A combination of Avastin and chemotherapy given immediately after surgery didn’t extend disease-free survival compared with chemotherapy alone, Basel, Switzerland-based Roche said today in a statement. Preliminary data from the study suggest that chemotherapy alone is more effective in treating the tumors, Roche said.

It’s remarkable that anyone would suggest using such an expensive drug in such a setting. Consider that those who have Duke’s 3 colon cancer–the stage for which adjuvant treatment is indicated– have about a 35-40% chance of recurrence. That means 60-65% of these patients have no risk. It’s hardly cost effective to use this drug in people with no risk.
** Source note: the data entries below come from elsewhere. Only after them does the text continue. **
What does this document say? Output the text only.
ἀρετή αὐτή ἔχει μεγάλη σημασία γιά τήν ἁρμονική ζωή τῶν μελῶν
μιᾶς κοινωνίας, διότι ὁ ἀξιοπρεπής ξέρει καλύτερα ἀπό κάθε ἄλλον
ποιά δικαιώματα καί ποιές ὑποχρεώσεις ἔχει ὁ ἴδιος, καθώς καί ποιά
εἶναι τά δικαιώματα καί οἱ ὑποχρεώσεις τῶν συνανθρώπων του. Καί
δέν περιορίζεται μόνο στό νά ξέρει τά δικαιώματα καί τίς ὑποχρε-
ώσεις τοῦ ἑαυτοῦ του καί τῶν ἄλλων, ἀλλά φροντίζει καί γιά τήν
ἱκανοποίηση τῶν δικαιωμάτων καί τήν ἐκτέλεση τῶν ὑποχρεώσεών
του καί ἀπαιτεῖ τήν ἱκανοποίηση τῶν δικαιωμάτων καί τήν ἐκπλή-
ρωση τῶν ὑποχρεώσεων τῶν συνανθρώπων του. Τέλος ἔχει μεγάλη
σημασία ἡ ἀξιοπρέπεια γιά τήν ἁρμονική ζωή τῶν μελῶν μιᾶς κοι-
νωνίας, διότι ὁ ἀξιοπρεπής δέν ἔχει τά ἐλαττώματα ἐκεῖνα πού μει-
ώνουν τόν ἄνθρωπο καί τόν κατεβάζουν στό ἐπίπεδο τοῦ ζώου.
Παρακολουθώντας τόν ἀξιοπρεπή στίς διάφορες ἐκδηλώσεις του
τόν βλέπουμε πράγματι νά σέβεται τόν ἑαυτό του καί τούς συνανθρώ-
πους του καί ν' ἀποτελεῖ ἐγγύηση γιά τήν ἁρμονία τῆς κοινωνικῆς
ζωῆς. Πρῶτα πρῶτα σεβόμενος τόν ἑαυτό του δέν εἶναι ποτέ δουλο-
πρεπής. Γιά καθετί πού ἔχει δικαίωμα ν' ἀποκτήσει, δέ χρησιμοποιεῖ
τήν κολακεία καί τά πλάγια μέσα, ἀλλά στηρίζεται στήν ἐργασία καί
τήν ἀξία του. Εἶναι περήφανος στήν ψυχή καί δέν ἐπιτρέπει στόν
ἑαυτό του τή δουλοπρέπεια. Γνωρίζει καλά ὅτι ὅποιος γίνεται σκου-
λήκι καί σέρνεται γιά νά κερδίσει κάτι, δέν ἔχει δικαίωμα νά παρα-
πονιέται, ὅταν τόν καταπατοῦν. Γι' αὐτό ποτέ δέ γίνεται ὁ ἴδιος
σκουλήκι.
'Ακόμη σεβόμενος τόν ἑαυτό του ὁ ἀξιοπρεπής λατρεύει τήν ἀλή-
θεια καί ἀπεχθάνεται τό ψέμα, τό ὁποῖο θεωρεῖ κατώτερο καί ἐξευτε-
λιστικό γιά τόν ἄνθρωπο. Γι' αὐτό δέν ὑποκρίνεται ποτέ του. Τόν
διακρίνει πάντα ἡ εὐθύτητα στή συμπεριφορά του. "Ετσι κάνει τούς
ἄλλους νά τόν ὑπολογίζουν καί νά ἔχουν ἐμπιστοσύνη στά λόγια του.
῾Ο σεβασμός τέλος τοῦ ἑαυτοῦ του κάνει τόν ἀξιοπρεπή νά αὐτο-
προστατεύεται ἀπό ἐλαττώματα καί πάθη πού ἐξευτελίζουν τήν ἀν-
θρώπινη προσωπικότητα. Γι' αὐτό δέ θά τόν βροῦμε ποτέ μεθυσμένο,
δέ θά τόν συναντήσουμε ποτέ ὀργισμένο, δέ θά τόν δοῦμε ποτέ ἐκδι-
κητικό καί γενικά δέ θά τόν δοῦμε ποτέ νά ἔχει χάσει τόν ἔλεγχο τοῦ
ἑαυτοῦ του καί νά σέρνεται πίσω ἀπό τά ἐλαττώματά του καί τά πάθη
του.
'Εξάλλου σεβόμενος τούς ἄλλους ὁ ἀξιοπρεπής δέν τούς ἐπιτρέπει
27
This is particularly so for a drug that has shown only limited efficacy in advanced disease.

In an Eastern Cooperative Oncology Group trial (ECOG 3200),[11] the use of bevacizumab with FOLFOX in second-line treatment of metastatic colon cancer resulted in significantly improved PFS (7.3 months vs 4.7 months) and median survival (12.9 vs 10.8 months) compared with FOLFOX alone. Based on these results, bevacizumab was approved for second-line use in metastatic colorectal cancer.

Medicynical Note: As noted previously value in medicine is an oxymoron. No one is cost sensitive and just a whiff of efficacy is considered adequate reason to spend tens of thousands of dollars. In this case, there is an odor and it isn’t a just a whiff.